Art appreciation

October Local Art Highlights – LE MERCURE

It’s mid-season, and let’s be honest: you’re looking for anything to distract you from school right now. There’s nothing like local art to help you reset and get back into your academic groove. Clear your mind with this month’s DFW art highlights:

1. Paulo Nimer Pjota

Every empire shatters like a vase”

Photo courtesy of Paulo Nimer Pjota

With nearly a decade of exhibition experience, Paulo Nimer Pjota’s reputation precedes him. The Brazilian native glues historical references with DIY sensibilities. His bric-a-brac paintings reference street art and culture to disrupt the canon of Western art. Molded gourds and bloodstained tapestries bring Plato to the present as Pjota weaves personal narrative and antiquity into his unique oeuvre.

October 22, 2021-to be determined

The power station

3816 Commerce St., Dallas, TX 75226

2. Ciara Elle Bryant

Waiter: I like your, I like your, I like you”

Photo courtesy of Ciara Elle Bryant

Pulling from social media, black culture, and popular music, there’s really nothing that Ciara Elle Bryant hasn’t referenced in her work. The fourth installment in his “Server” series, “Love Ta, Love Ta Love Ya” features a love letter to Bryant’s upbringing and black culture in America. As the gallery writes in a social media post,

“Bryant manifests his encyclopedic collection of black popular culture digital ephemera in large-scale installations. Social media posts, news, memes, viral videos, etc. are presented en masse, providing physical space for black identity and self-realization to take center stage.

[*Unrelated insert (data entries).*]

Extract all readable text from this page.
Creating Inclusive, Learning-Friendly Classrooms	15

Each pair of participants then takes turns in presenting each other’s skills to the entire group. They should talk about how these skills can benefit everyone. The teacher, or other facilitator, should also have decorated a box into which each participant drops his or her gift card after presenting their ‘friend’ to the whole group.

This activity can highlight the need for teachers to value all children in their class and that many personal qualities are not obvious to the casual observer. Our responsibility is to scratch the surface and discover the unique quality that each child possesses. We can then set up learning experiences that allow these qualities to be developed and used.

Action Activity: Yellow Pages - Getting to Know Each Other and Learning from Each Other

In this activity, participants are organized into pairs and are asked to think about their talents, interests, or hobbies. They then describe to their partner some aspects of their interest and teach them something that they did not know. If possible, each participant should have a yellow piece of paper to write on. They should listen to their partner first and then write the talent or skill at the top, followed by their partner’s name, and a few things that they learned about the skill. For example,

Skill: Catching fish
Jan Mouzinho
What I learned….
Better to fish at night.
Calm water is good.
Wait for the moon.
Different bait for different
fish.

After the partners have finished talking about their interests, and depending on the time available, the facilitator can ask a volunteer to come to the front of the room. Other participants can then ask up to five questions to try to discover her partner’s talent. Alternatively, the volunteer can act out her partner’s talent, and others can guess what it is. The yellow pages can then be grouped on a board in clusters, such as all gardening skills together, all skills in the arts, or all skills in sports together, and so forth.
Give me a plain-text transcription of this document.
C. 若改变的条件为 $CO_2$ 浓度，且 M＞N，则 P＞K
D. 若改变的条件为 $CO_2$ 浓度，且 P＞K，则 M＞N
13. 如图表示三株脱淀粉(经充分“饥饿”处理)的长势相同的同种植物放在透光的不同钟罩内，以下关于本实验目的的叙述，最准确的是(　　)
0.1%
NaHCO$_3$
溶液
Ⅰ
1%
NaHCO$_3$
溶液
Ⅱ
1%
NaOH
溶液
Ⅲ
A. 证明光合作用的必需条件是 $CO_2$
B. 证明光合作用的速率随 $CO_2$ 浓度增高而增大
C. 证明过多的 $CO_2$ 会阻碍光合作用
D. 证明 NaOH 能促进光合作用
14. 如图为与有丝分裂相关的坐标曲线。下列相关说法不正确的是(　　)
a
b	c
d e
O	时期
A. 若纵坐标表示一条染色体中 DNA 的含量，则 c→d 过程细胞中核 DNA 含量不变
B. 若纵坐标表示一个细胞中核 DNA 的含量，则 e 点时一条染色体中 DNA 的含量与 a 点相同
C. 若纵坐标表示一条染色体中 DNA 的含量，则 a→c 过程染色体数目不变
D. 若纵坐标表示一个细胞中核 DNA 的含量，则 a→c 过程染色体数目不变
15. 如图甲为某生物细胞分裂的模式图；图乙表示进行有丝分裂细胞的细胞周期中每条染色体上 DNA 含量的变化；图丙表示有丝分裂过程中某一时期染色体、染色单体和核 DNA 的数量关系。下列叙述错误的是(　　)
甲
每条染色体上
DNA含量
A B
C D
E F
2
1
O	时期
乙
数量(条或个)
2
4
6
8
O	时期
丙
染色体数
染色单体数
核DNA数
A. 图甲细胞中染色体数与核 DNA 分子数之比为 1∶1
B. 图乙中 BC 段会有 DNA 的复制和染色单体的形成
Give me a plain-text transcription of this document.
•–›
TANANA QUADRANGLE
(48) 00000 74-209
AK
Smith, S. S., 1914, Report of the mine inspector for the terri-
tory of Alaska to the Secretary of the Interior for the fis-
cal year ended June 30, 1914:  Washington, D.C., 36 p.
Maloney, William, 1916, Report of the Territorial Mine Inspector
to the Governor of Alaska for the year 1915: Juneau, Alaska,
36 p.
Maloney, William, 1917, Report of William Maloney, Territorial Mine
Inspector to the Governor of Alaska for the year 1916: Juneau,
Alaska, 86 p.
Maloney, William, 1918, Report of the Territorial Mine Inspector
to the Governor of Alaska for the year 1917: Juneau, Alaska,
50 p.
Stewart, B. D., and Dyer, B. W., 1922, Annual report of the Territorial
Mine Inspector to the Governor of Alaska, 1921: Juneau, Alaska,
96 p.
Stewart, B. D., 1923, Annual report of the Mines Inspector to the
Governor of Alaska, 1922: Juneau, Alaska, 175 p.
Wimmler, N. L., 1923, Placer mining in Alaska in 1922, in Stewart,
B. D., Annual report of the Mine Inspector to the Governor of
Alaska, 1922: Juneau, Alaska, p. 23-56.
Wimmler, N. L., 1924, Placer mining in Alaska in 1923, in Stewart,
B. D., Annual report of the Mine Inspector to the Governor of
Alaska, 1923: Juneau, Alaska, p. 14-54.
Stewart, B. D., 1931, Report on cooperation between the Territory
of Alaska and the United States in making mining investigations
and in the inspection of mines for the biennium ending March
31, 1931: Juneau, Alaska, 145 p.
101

Bryant’s new exhibit embodies his nostalgia for his childhood and adolescence. Using emotional memories, she taps into the endless wellspring of appreciation for contributors to black popular culture that continue to shape it and the rest of America.

Oct. 16-Jan. 8, 2022


1503 Ervay Street, Dallas, TX 75215

3. Mountain View Campus Cliff Gallery

Tree with half a root”

Photo courtesy

Organized by local art veterans Kim Phan Nguyen and Narong Tintamusik, “Tree with Half a Root” brings together a powerful collective of artists. Spotlighting creators of Asian or Asian-American descent, MVC Cliff Gallery’s new exhibition reaches out and holds the viewer in artistic serenity. According to the Gallery’s Instagram page,

“…[T]he gallery becomes a place of contemplation, meditation and rejuvenation. The participating artists show places that protect us from hostile environments and open our imagination.

The works of Bumin Kim and Sangmi Yoo imbue the viewer with a technicolor calm. Kim’s colored fibers blend into a seamless gradient, stimulating the public eye with her optical illusions. Using colored paper, Yoo weaves tapestries that reveal monochrome scenes against their rainbow background.

The other artists engage in their work in a similar fashion, generating an exposition dedicated to all things bright and jovial. In their latest exhibition, Nguyen and Tintamusik put on a show steeped in peace and all the tranquility we could enjoy now.

Oct. 11-Dec. 3, 2021

Dallas College Mountain View Campus

4849 Illinois Ave., Dallas, TX 75211 W Building W136

4. Cody Berry

Soldiers of Fortune”

Photo courtesy of Cody Berry

With a painting of the fifth lesser-known ninja turtle, Giotto, Cody Berry kicks off this month’s list with an irreverent tone. Berry’s Warhol-esque paintings bring contemporary Pop art to Dallas. In her exhibition Browder Street, Berry uses real and imagined characters as parodic critiques of harmful masculinities. From Papa Smurf to The Simpsons, no popular culture reference is immune to Berry’s sardonic outlook.

“‘Soldiers of Fortune,’ finds the artist riffing on the Hollywood idea of ​​America, seeking moments of wisdom and/or comic relief in ridiculing the idea of ​​the soldier,” reads the artistic statement from the show.

Beneath layers of neon paint and comedy, Berry’s work presents an interesting critique at the intersection of Hollywood and masculinity. Ultimately, it makes sure you’ll never see your favorite childhood cartoon the same way again.